Former employees of a call centre in Pune, India, were arrested this week on charges of defrauding four account holders in New York of Citibank N.A., a subsidiary of Citigroup Inc., to the tune of US$300,000, according to a police official in Pune.
The three former employees of Mphasis BPO, the business process outsourcing (BPO) operation of Bangalore software and services company Mphasis BFL Group, are charged with collecting and misusing account information from customers they dealt with as part of their work at the call centre, according to Sanjay Jadhav, chief of the cybercrime cell of the Pune police.
“Either in goodwill or on false pretenses, they also obtained the personal identification numbers (PINs) from these account holders in the course of their work,” said Jadhav. The three former employees and their accomplices then used the services of Society for Worldwide Interbank Financial Telecommunication (SWIFT) to transfer funds from these accounts to their own accounts and fake accounts that were created for this purpose in Pune, he added.

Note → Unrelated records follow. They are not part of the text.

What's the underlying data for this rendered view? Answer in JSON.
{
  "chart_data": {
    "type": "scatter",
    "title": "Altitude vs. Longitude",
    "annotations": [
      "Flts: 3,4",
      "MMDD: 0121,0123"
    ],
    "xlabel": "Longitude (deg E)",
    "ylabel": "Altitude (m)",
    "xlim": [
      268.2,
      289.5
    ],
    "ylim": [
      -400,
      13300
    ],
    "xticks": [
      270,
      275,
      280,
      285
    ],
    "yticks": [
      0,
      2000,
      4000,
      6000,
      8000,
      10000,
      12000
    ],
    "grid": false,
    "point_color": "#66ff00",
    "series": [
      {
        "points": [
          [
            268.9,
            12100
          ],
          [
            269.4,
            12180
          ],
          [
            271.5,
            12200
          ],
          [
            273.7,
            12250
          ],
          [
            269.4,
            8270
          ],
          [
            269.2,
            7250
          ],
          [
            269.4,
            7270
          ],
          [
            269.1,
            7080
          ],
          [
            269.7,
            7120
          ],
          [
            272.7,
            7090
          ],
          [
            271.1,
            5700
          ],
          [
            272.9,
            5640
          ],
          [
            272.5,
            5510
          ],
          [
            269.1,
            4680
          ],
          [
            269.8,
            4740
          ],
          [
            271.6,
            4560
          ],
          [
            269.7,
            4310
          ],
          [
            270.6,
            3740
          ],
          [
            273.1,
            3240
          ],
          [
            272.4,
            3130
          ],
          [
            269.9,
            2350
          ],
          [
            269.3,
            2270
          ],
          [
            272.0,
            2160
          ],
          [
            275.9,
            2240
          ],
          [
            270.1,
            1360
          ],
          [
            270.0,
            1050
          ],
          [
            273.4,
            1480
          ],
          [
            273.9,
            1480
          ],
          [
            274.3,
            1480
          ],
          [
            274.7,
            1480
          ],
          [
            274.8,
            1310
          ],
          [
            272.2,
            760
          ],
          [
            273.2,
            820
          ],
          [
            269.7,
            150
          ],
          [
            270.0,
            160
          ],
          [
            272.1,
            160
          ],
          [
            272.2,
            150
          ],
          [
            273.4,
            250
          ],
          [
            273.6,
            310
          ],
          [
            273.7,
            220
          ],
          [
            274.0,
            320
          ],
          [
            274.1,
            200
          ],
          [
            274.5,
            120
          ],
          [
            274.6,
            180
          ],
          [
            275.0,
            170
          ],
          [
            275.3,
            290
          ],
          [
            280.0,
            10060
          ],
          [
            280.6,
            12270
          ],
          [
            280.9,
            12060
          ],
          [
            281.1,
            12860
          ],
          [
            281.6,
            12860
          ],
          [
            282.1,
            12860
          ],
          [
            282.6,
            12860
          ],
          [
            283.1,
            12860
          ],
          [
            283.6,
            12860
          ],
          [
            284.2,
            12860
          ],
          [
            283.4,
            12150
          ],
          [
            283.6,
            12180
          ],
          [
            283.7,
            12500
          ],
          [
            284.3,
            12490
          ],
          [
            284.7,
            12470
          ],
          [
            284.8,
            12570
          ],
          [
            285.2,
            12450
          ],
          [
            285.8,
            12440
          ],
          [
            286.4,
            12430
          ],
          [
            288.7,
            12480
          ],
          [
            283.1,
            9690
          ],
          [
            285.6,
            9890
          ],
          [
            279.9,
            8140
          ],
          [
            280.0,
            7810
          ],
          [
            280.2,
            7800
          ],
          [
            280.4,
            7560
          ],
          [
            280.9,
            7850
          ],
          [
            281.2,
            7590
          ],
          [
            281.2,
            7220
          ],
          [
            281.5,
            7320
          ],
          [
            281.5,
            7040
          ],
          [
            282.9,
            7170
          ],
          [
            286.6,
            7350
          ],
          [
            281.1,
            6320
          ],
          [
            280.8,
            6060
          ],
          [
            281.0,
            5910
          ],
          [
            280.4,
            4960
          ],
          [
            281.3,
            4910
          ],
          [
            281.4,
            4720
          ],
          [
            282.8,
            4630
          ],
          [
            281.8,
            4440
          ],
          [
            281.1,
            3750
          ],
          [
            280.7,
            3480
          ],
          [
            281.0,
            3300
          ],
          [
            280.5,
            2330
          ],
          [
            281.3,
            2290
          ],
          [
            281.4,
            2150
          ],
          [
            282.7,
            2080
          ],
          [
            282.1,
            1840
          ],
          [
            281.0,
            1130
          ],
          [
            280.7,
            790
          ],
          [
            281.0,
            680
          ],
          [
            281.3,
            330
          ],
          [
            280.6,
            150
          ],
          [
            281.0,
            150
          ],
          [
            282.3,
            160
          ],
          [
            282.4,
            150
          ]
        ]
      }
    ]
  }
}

Mphasis officials declined to comment on the developments. The Pune operation of the company runs a call centre for New York based Citibank N.A.
The police acted on a complaint from Citibank who in turn were alerted when account holders noticed suspicious transactions in their accounts, Jadhav said. Citibank officials were not immediately available for comment.
Police have arrested 12 persons, of which three were employees of Mphasis BPO in Pune until December last year. When they quit their jobs, the three employees carried with them the details of the four accounts, and used a number of subterfuges including false e-mail accounts and the account details to transfer funds into accounts in Pune, according to Jadhav. “We caught one of them on Monday when he came to a bank in Pune to enquire about one of the accounts,” said Jadhav. “After that we were able to arrest the others.”
The outsourcing of call centre and other business processes from the U.S. and U.K. to Indian companies has been criticized by many organizations in the U.S. and U.K., including workers’ unions complaining about loss of jobs as a result of offshore outsourcing. One of the key issues that has been raised is the danger of data theft and misuse.
The threat of data theft and misuse is no higher in India than in other countries, including the U.S., according to the National Association of Software and Service Companies (NASSCOM) in Delhi. The organization maintains that Indian outsourcing companies have adequate security systems in place. It is not known, however, how the employees of Mphasis BPO were able to get away with data and misuse it.